While the president has called for more drilling to meet immediate energy needs, he has also emphasized the importance of shifting toward more renewable energy sources.
“Executive action is hard enough when you have a clear agenda, but the Biden administration seems not to have articulated it clearly in terms of what they really want,” he said.
“You can say you want more drilling on a clean energy transition,” he continued. “But you would need to give that some content for it to motivate more drilling and more investment in clean energy.”
Calls for new ban
Environmental advocates say the Biden administration should be pushing the government’s discretionary power even farther to limit emissions.
An April report by the U.N. Intergovernmental Panel on Climate Change urgently warned of the need to move away from fossil fuels to limit catastrophic warming that is contributing to increased incidence of extreme weather, droughts, wildfire and even the spread of novel diseases.

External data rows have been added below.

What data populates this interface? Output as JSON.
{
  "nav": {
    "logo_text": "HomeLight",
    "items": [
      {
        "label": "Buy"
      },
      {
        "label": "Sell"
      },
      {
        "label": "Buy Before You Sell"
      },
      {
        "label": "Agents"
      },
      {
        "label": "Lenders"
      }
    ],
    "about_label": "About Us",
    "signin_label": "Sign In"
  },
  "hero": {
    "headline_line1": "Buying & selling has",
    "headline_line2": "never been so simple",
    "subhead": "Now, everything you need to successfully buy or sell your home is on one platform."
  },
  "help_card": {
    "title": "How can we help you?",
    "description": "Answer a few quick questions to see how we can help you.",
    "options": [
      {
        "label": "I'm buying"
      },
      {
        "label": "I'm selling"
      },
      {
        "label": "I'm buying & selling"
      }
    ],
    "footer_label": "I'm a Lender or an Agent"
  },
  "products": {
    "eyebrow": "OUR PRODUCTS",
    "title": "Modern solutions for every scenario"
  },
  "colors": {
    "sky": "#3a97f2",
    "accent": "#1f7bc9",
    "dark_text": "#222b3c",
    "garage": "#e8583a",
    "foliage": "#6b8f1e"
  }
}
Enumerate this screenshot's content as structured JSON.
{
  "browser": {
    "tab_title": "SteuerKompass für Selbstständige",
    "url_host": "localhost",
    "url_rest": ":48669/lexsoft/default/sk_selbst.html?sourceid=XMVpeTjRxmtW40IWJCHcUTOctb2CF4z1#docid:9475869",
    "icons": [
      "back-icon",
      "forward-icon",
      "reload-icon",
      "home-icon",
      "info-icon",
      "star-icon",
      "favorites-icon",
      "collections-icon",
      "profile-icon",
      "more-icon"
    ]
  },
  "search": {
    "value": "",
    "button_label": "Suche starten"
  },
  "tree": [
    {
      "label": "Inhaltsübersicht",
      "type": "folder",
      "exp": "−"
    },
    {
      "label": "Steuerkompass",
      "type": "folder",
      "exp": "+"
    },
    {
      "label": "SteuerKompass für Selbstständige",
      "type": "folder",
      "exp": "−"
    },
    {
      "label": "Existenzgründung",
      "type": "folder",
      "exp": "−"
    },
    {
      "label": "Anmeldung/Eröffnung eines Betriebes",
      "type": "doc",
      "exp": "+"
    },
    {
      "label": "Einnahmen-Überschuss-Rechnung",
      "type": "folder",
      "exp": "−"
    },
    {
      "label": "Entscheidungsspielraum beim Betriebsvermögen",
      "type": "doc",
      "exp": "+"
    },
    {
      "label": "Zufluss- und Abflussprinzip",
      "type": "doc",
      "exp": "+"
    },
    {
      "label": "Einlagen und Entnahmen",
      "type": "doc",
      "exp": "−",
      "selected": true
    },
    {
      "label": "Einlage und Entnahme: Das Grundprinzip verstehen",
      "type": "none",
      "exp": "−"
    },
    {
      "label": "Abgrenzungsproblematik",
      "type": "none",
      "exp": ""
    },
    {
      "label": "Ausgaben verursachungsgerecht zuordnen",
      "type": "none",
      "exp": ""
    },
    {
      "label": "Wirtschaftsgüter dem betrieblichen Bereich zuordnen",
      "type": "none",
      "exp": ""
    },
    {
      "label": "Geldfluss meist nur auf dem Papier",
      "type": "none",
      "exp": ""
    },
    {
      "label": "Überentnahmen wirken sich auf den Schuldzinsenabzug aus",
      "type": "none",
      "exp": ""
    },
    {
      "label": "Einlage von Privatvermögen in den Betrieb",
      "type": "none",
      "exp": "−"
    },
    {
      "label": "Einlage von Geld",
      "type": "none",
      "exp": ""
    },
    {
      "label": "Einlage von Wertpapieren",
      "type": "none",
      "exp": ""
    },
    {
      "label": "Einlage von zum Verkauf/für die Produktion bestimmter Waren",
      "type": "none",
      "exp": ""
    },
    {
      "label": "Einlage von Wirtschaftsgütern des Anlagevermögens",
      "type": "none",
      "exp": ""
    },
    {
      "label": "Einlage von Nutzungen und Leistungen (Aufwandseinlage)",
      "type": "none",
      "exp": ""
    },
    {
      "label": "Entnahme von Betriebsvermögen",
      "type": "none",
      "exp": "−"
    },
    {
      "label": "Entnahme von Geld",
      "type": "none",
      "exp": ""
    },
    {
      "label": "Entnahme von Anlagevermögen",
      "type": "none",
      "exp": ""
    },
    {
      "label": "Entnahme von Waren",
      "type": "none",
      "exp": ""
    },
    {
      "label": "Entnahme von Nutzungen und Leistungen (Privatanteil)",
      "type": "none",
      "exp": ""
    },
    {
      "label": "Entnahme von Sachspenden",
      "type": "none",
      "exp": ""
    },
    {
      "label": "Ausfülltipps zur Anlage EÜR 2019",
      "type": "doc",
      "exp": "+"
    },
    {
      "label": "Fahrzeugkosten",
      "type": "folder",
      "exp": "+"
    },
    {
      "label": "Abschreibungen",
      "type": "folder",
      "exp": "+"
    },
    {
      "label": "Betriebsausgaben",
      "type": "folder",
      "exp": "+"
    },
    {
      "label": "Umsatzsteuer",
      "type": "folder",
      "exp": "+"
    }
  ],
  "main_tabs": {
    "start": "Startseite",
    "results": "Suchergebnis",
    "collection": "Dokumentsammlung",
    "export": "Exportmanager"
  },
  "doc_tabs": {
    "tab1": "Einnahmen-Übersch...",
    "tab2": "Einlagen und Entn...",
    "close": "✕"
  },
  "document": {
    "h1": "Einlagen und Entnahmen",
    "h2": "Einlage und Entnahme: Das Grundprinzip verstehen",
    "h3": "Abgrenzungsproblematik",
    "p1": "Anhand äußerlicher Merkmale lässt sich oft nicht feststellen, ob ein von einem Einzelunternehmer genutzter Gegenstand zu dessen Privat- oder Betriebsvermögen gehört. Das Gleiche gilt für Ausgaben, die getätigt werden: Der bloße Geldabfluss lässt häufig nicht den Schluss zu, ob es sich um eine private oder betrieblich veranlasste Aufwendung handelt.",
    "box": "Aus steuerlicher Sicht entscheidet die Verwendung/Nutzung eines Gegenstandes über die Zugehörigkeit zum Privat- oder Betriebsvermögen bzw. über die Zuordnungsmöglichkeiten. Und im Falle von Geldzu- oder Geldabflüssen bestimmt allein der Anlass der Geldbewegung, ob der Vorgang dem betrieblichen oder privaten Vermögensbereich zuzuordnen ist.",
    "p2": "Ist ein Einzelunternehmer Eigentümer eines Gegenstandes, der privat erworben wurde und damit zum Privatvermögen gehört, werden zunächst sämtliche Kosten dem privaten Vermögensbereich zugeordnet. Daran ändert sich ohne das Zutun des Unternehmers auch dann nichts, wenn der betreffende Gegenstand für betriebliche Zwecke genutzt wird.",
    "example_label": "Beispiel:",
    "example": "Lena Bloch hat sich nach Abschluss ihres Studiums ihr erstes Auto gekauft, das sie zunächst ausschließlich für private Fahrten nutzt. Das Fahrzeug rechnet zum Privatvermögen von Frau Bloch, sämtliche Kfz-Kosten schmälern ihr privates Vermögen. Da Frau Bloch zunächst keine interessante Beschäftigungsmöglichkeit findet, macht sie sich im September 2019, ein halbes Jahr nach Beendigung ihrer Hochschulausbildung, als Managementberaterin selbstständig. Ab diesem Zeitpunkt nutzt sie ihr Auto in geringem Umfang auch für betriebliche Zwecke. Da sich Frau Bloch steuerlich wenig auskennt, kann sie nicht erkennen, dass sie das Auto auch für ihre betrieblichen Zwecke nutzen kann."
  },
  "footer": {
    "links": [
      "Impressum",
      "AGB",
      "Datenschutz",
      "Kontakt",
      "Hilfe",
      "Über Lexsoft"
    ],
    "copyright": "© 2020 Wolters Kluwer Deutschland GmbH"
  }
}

Eliminating all new onshore and offshore lease sales would be a good start for the U.S. government to meet that directive, environmental groups say.
But recent court rulings have sent mixed signals about whether the government can lean on environmental concerns to block new leases in the face of Congress’ directive to include energy development in management of public lands and federal waters, said Jacobs of the University of Colorado.
Another judge of the Western District of Louisiana this year blocked the Biden administration’s use of the social cost of greenhouse gases, a metric that agencies use in analysis of projects — including leasing — to determine whether the effects are too harmful to warrant moving forward. The 5th Circuit has temporarily reinstated the metric while it considers the Biden administration’s appeal of that ruling.
On the other hand, the D.C. district court this year tossed out Lease Sale 257 in the Gulf of Mexico on the grounds that BOEM had failed to fully assess climate risks.
The Outer Continental Shelf Lands Act leaves it up to the Interior secretary or the president to determine national energy needs before proceeding with offshore drilling, said Miyoko Sakashita, director of the oceans program at the Center for Biological Diversity.
Under that interpretation of the law, BOEM could produce a five-year plan that does not offer any new offshore leases, she said. But the agency would still need to analyze factors like environmental risks and benefits, as well as the national energy market and state law.
From there, the government could move forward with phasing out production from existing offshore leases, Sakashita said.
“It’s so clear in this context that our national energy needs are in a rapid shift off of fossil fuels to renewable energy sources,” she said. “That undermines all of the leasing programs for offshore drilling.”